Detroit is bankrupt. Government employees may lose millions in pensions. Utilities and services may be suspended in parts of the city. A call to police can take over an hour for a response.
Overlooking all of These problems, the Motor City is moving ahead with building a $450 million hockey stadium for the Detroit Red Hooks.
Michigan Republican Gov. Rick Snyder touted the plan as an investment in Detroit's future, saying the arena "should increase the tax base of the city longer term, and should increase the employment opportunities for Detroiters." But if that's what Detroit and Michigan lawmakers are banking on, they are setting themselves up to be sorely disappointed.
"Sports stadiums typically aren't a good tool for economic development," Victor Matheson, an economist at Holy Cross and an expert in sports economics, told Travis Waldron and me last year. As Matheson wrote in a study with economist Robert Baade, "Researchers who have gone back and looked at economic data for localities that have hosted mega-events, attracted new franchises, or built new sports facilities have almost invariably found little or no economic benefits from spectator sports." This is particularly true of a hockey arena that is only in use 41 dates a year (unless the arena's calendar is filled up with concerts or other events, and assuming there is not another lockout).
Adding insult to injury, the bankrupt city is going to be spending money to build a new arena for a bonafide billionaire. Mike Ilitch – who founded the Little Caesar's pizza chain and owns both the Red Wings and the Detroit Tigers – and his family have a net worth of $2.7 billion, according to Forbes. The Red Wings are the sixth most valuable NHL franchise. Yet public money is being ponied up to give them a new home.
This certainly isn't a problem that is unique to Detroit. The city of Glendale, Ariz., recently decided to give a huge package of subsidies to the NHL's Phoenix Coyotes, despite the fact that no one goes to see the team and the city is slashing public services.

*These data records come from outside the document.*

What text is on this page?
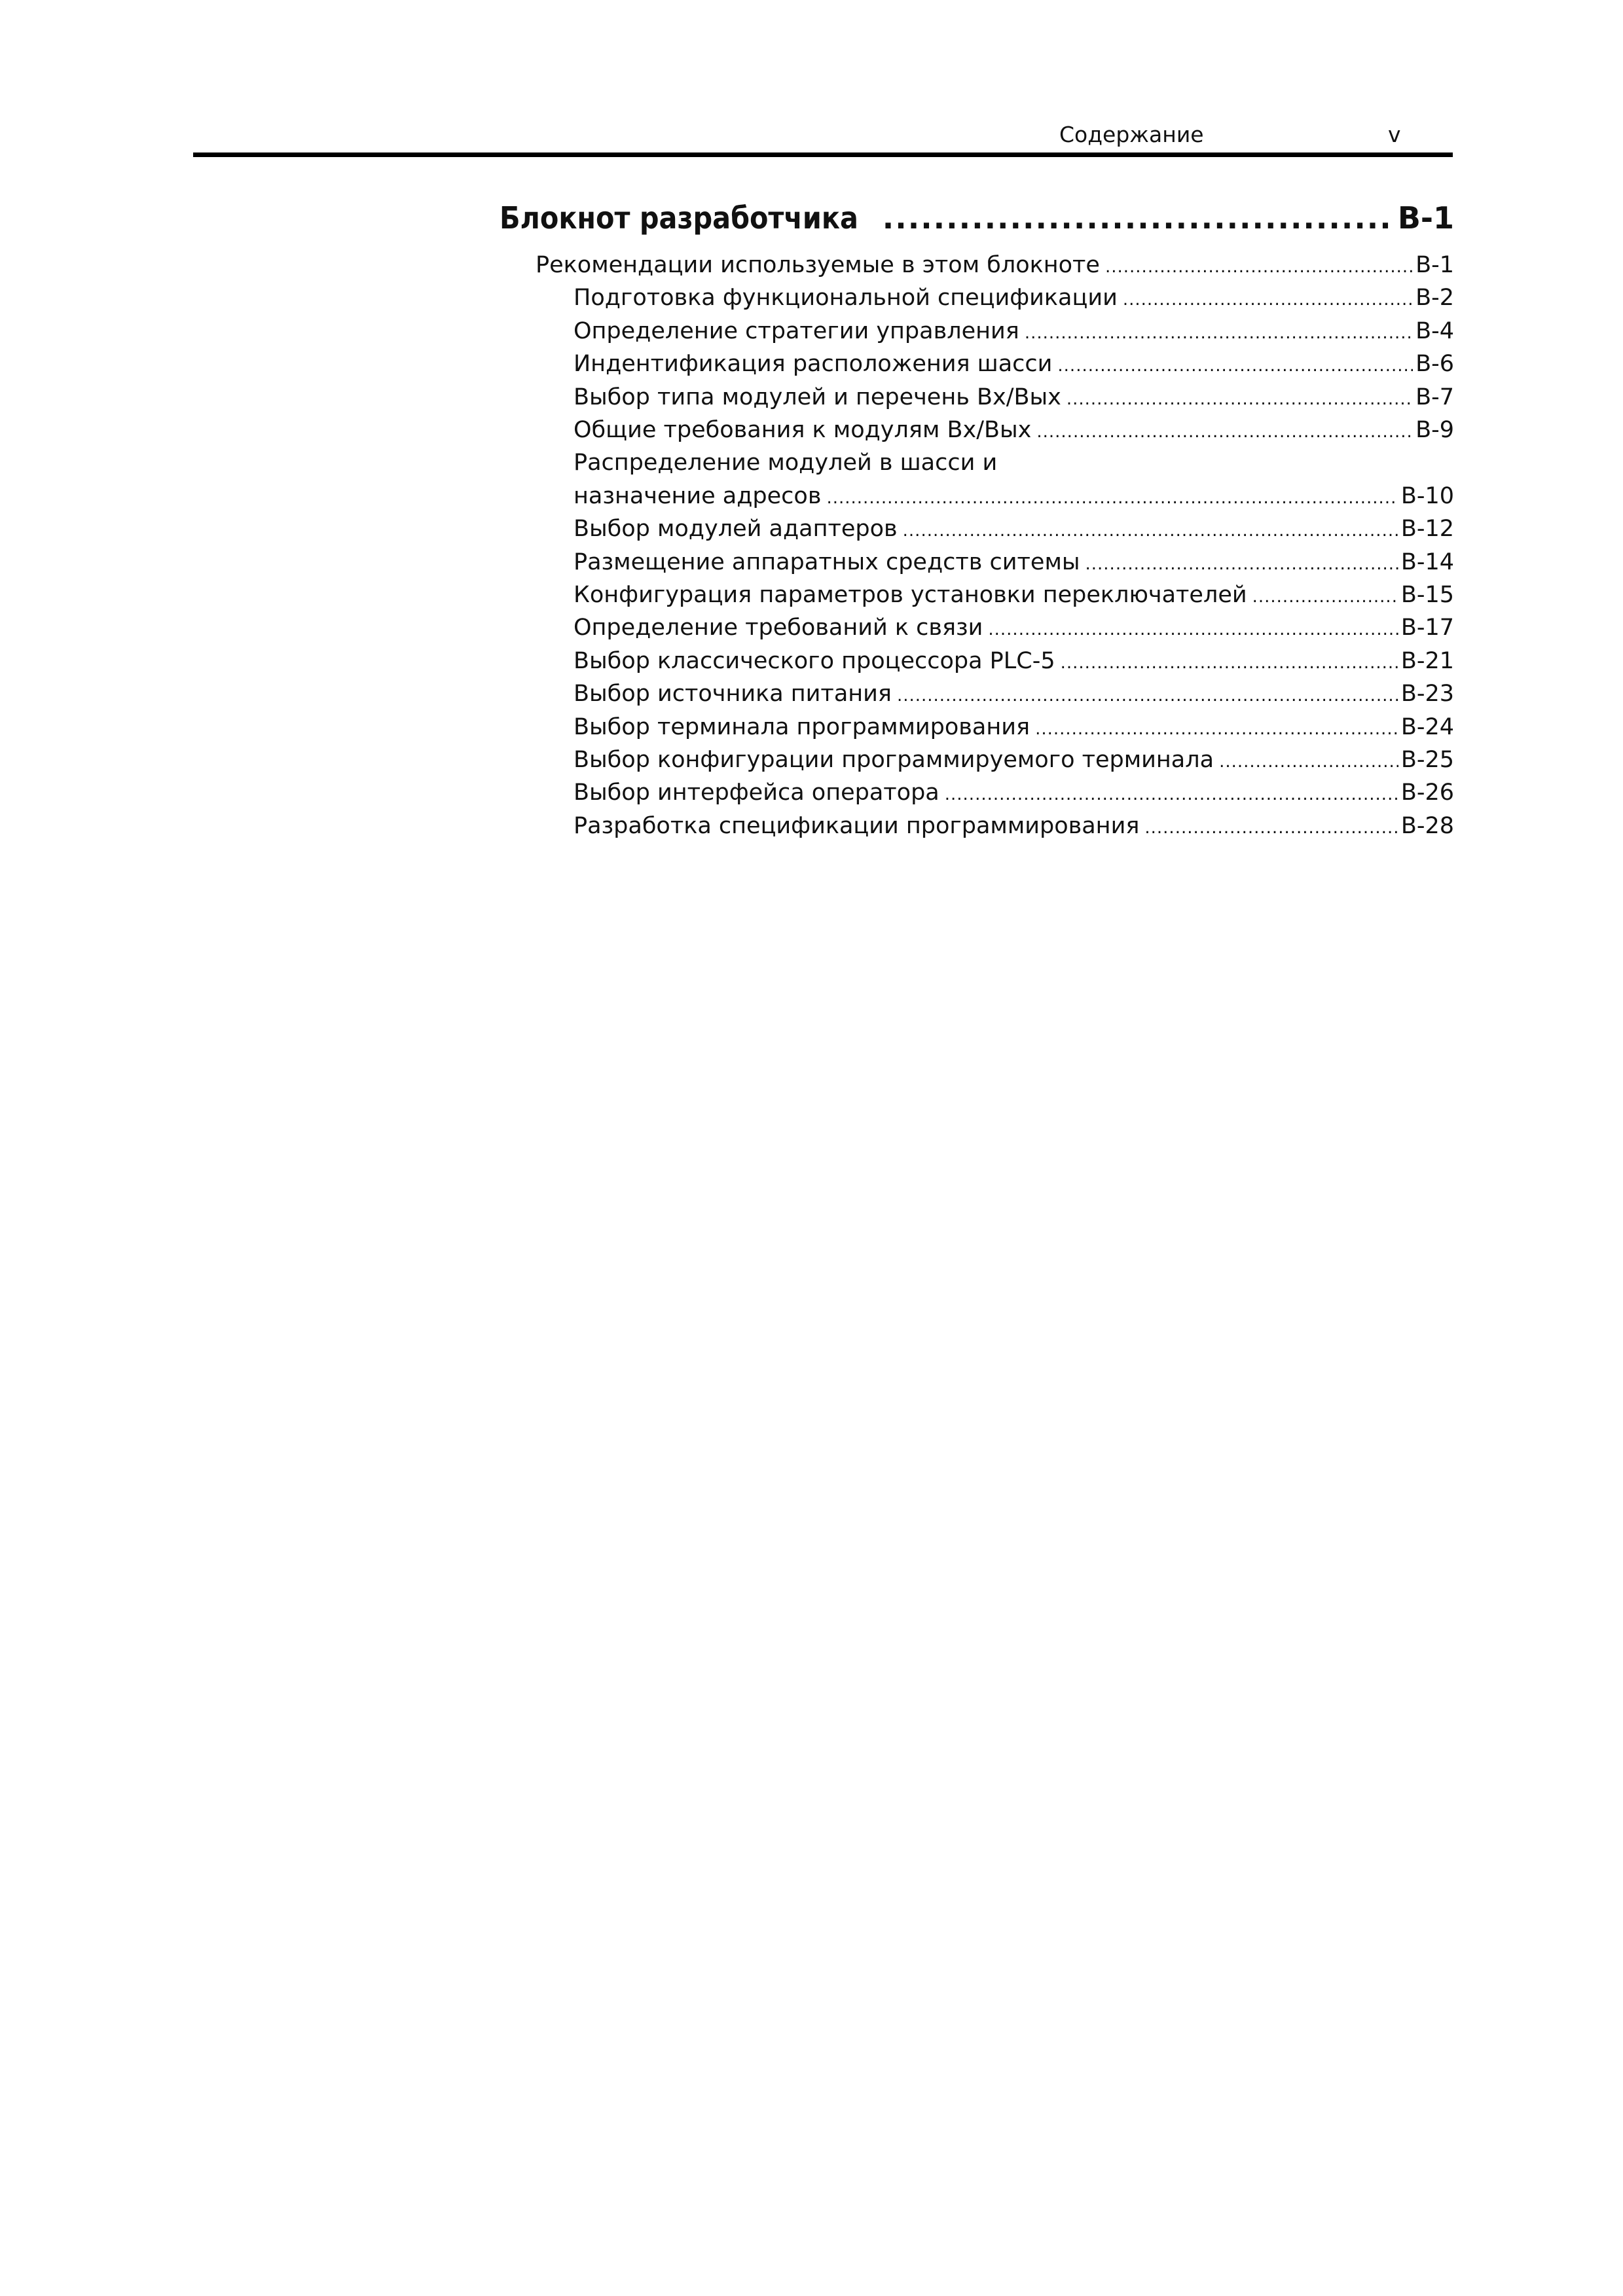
Содержание	v
Блокнот разработчика .....	B-1
Рекомендации используемые в этом блокноте .....	B-1
Подготовка функциональной спецификации .....	B-2
Определение стратегии управления .....	B-4
Индентификация расположения шасси .....	B-6
Выбор типа модулей и перечень Вх/Вых .....	B-7
Общие требования к модулям Вх/Вых .....	B-9
Распределение модулей в шасси и
назначение адресов .....	B-10
Выбор модулей адаптеров .....	B-12
Размещение аппаратных средств ситемы .....	B-14
Конфигурация параметров установки переключателей .....	B-15
Определение требований к связи .....	B-17
Выбор классического процессора PLC-5 .....	B-21
Выбор источника питания .....	B-23
Выбор терминала программирования .....	B-24
Выбор конфигурации программируемого терминала .....	B-25
Выбор интерфейса оператора .....	B-26
Разработка спецификации программирования .....	B-28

Washington, D.C., is about to spend public money building a new stadium for Major League Soccer's D.C. United. American taxpayers are actually paying some $4 billion to municipal bondholders for costs associated with stadiums, while Harvard professor Judith Grant Long has found another $10 billion in hidden costs to taxpayers for professional sports facilities. There are very few instances in which any of those "investments" are going to pay off in any meaningful way.
But Detroit's decision is even more ridiculous given its bankruptcy. On one hand are pensioners making $19,000 per year for their work for the city; on the other is a billionaire who owns an immensely successful restaurant franchise and two professional sports team. Thus far, the city has only ensured that it will be taking care of the latter.